Phyfe had used mahogany and occasionally satinwood. Belter worked only in rosewood and what he made was done in an adaptation of the French Louis XV style, now known as Early Victorian. Where Phyfe's genius had been for supremely fine workmanship, inspired by the furniture designs of Hepplewhite and Sheraton, Belter originated a method of laminating rosewood which made it possible for him to create a unique style of handsomely carved and pierced chairs with concave backs. The furniture for which he is best known is his drawing room suites which he made for wealthy New Yorkers from 1844 until his death in 1865. Examples that remain range from a set consisting of a sofa, armchair, lady chair and two or four side chairs to one comprised of two matching sofas or love seats, two armchairs, two lady chairs, six side chairs, an ottoman, a child's chair and a center table with oval cartouche-shaped top. All are elaborately carved and, have the fingermolded cabriole legs characteristic of the Victorian style.The distinctive design and workmanship of Belter can be seen in his chair-backs which are always of laminated construction, that is, thin layers of rosewood glued together and varying from six to eight in number. These backs are concave and beautifully shaped in an outline of balancing scrolls with a crested top, either rose or shell carved. For his arm and lady chairs, he used a central upholstered panel framed by a border of carved and pierced rosewood, done in full-blown and bud roses, foliage, and scroll motifs.

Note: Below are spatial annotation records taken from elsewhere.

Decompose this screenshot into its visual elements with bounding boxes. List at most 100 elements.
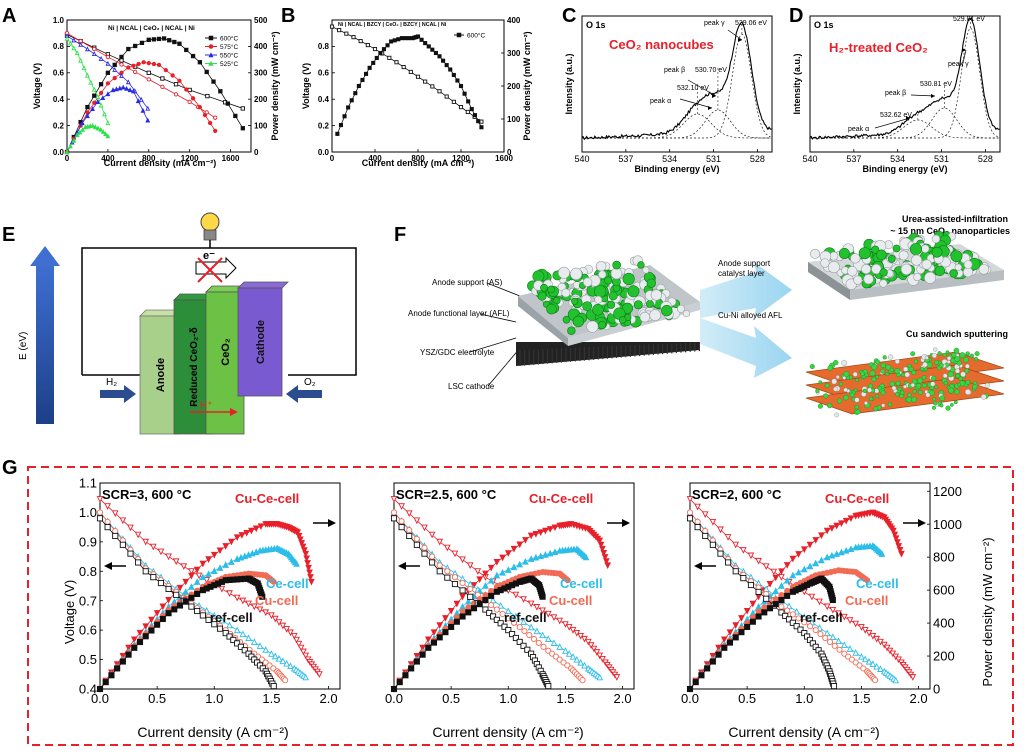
- data-point: [211, 79, 216, 84]
- white-particle: [946, 356, 952, 361]
- green-particle: [969, 353, 974, 358]
- data-point: [256, 606, 264, 614]
- data-point: [67, 40, 73, 46]
- green-particle: [567, 326, 576, 335]
- data-point: [188, 568, 195, 575]
- data-point: [749, 600, 757, 608]
- data-point: [188, 583, 195, 590]
- cell-label: Ce-cell: [856, 576, 899, 591]
- data-point: [704, 665, 711, 672]
- data-point: [85, 113, 90, 119]
- x-tick-label: 0: [65, 154, 70, 163]
- data-point: [542, 551, 549, 558]
- green-particle: [921, 375, 927, 380]
- white-particle: [854, 397, 860, 403]
- data-point: [545, 683, 552, 690]
- data-point: [337, 28, 342, 33]
- data-point: [132, 43, 138, 49]
- data-point: [694, 503, 701, 511]
- y-tick-label: 1.0: [53, 16, 65, 25]
- data-point: [131, 88, 136, 94]
- data-point: [778, 574, 785, 581]
- y-tick-label: 0.6: [318, 69, 330, 78]
- data-point: [329, 24, 335, 29]
- series-525°C: [64, 35, 111, 155]
- data-point: [104, 518, 111, 525]
- data-point: [458, 105, 464, 110]
- green-particle: [900, 390, 905, 395]
- data-point: [216, 564, 224, 571]
- data-point: [482, 592, 489, 599]
- data-point: [823, 527, 831, 535]
- data-point: [441, 58, 446, 63]
- white-particle: [913, 273, 922, 282]
- xps-component: [810, 107, 999, 139]
- data-point: [516, 560, 524, 568]
- data-point: [210, 611, 218, 619]
- green-particle: [880, 362, 887, 369]
- data-point: [822, 634, 829, 642]
- data-point: [233, 594, 241, 602]
- green-particle: [937, 351, 942, 356]
- data-point: [762, 563, 770, 570]
- xps-component: [582, 109, 771, 139]
- green-particle: [646, 299, 654, 308]
- green-particle: [897, 386, 902, 391]
- data-point: [120, 84, 126, 90]
- data-point: [694, 518, 701, 525]
- data-point: [852, 620, 860, 628]
- xps-component: [810, 119, 999, 139]
- data-point: [789, 571, 797, 579]
- data-point: [686, 685, 694, 693]
- data-point: [569, 653, 577, 660]
- data-point: [726, 629, 734, 637]
- y-tick-label: 0.9: [79, 534, 97, 549]
- data-point: [135, 98, 141, 104]
- ceo2-label: CeO₂: [220, 338, 232, 366]
- data-point: [596, 652, 604, 660]
- panel-a-chart: Ni | NCAL | CeO₂ | NCAL | Ni Current den…: [32, 19, 280, 168]
- data-point: [243, 529, 250, 537]
- data-point: [421, 524, 428, 532]
- white-particle: [898, 250, 909, 261]
- xps-component: [582, 113, 771, 139]
- data-point: [112, 62, 117, 68]
- data-point: [604, 562, 612, 570]
- panel-g-xlabel-1: Current density (A cm⁻²): [137, 724, 288, 740]
- right-top-title-1: Urea-assisted-infiltration: [902, 214, 1008, 224]
- data-point: [119, 62, 124, 67]
- data-point: [161, 36, 167, 41]
- data-point: [279, 622, 287, 630]
- data-point: [600, 549, 608, 557]
- data-point: [111, 510, 119, 518]
- cathode-layer: [237, 287, 283, 397]
- data-point: [789, 611, 796, 618]
- data-point: [865, 657, 873, 665]
- data-point: [562, 647, 569, 654]
- data-point: [233, 113, 238, 119]
- white-particle: [843, 387, 848, 393]
- y2-tick-label: 1000: [933, 517, 962, 532]
- data-point: [71, 45, 77, 51]
- left-axis-arrowhead: [398, 562, 406, 570]
- cell-label: Cu-cell: [255, 593, 298, 608]
- data-point: [835, 637, 842, 644]
- x-tick-label: 1.0: [499, 691, 517, 706]
- green-particle: [661, 305, 673, 317]
- data-point: [749, 618, 756, 625]
- data-point: [230, 636, 237, 644]
- data-point: [596, 537, 604, 545]
- green-particle: [917, 390, 923, 395]
- data-point: [390, 509, 398, 516]
- green-particle: [911, 396, 918, 403]
- data-point: [846, 645, 854, 652]
- arrow-to-alloyed-afl: [700, 318, 792, 378]
- data-point: [778, 609, 785, 616]
- data-point: [268, 650, 275, 657]
- data-point: [297, 536, 304, 544]
- green-particle: [621, 302, 634, 314]
- data-point: [197, 60, 203, 65]
- data-point: [551, 548, 559, 555]
- green-particle: [612, 260, 621, 270]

For side chair backs, he used either a central upholstered panel or one of carved and pierced wood in which flowers, foliage, bunches of grapes were framed by interlacing scrollwork. The reverse of all Belter chair-backs were always faced with plain rosewood.

After a few years Belter moved from Chatham Square. He first located his shop at 327 Broadway; then in 1855 he moved to larger quarters at 1222 Third Avenue where he remained until his death. He worked closely with the founder of the Steinway piano firm and devised for him the method of laminating the rounded front corners of square piano cases and designed the heavy cabriole legs needed to support the weight of these instruments. He kept his method of laminating wood a secret for many years but finally took out a patent for it in 1858. He died five years later and, just before that, made quite sure that his designs and methods would stop with him by destroying his patterns and smashing his pattern molds.

Always expensive, made in limited quantity and that ceasing with the death of its originator, Belter furniture is scarce today and correspondingly costly. The lace-like and deeply-cut carving was the work of carvers trained in Alsace-Lorraine or the Black Forest of Germany. He considered men from these regions the most proficient and would have no others.